In a given cell thousands of genes (not to mention other regions that are transcribed into other sorts of RNA) are expressed differently in different contexts in the same cell (e.g., when it divides, when it is doing its normal business, when it responds to environmental changes). And of course, each cell type will be using different combinations of genes. This raises the question as to how the chromosomes all knot up in the orderly-appearing way that Hi-C methods identify, and then can re-knot as these or those genes go 'on' and 'off' (or 'higher' or 'lower' levels of transcription). This would seem to be an intriguing 4-dimensional (space and time) geometric problem. This analysis does not include trans connections, between enhancers on one chromosome and promoters on another (I thank senior author Cameron Osborne for clarifying this to me), yet a much larger kettle of fish as yet mainly unexplored. So this is possibly, or probably, only the tip of the nuclear-interaction iceberg.
Genomic Skype calls
Regulation spanning very large distances effectively and rapidly is like making a complex multi-person international Skype call: instant communication from afar. This is remarkable, even if it confirms what we have suspected! The finding raises the related question of how the conjoined parts of DNA 'find' each other. Some data of this sort aggregates millions of cells at one go, but new methods have been applied to single cells, and they have found that there is stochastic variation among cells of the type in the same culture at the same time. This paper seems to have been of aggregate data from many cells, so we don't know the role of variation among cells in the 'same' state, if that is really what can be said of the cell-source of these data. So there are other issues yet to be understood (the authors don't claim otherwise!).

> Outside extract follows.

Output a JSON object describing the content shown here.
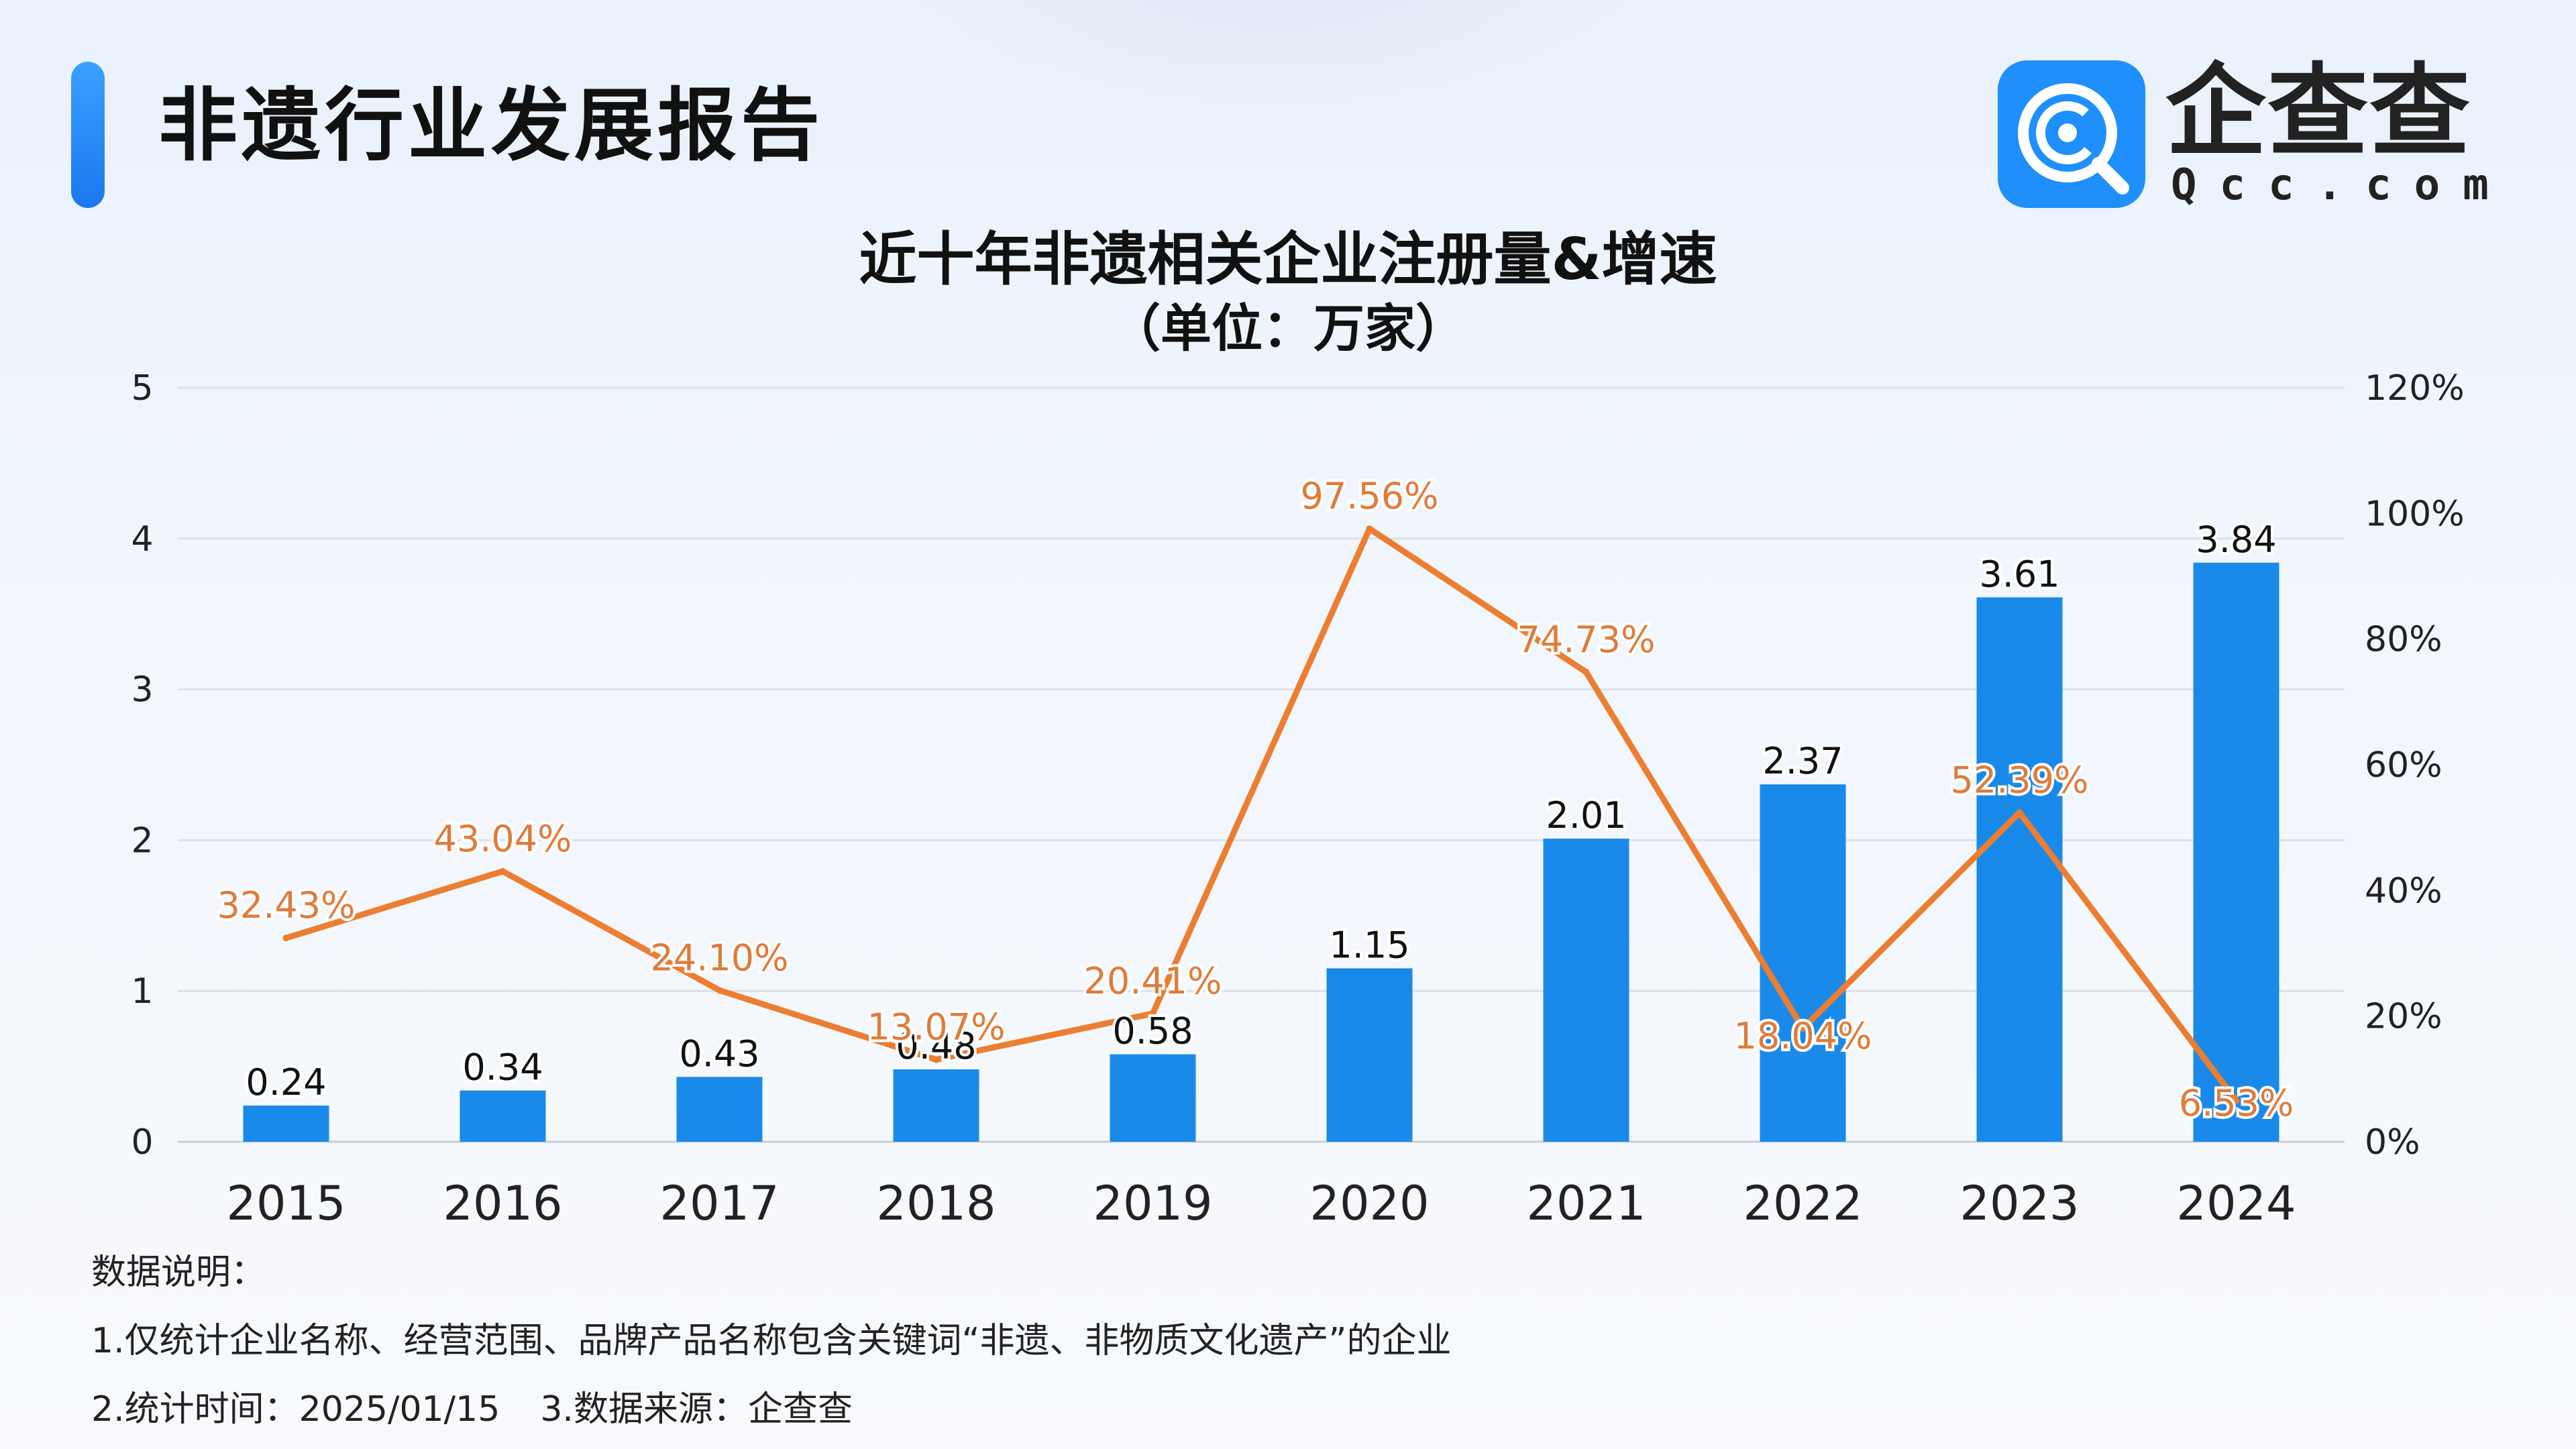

Genomic Skype calls may not just be across the country or across ocean, but maybe far out into space, figuratively speaking. If the current limited technology is but the first opening of this sort of knowledge, then one can only wonder what far-reaching sorts of communication are going on within and maybe even among us.
It's of course one thing to document long-distance regulation in cell culture, and understand or even identify the related pairs from data on whole organisms--such as to find the relevant contributing genes to diabetes or some other trait. Sometimes, experimental assays will be able to find the gene affected by a non-coding GWAS or other association-study 'hit'. Other times, perhaps the vast majority, this won't really be possible or practicable. And if hundreds of different genes are contributing, identifying them more accurately from mapping results won't necessarily simplify things. But it will help confirm those complex results, and will be interesting, potentially very important, new knowledge in its own right.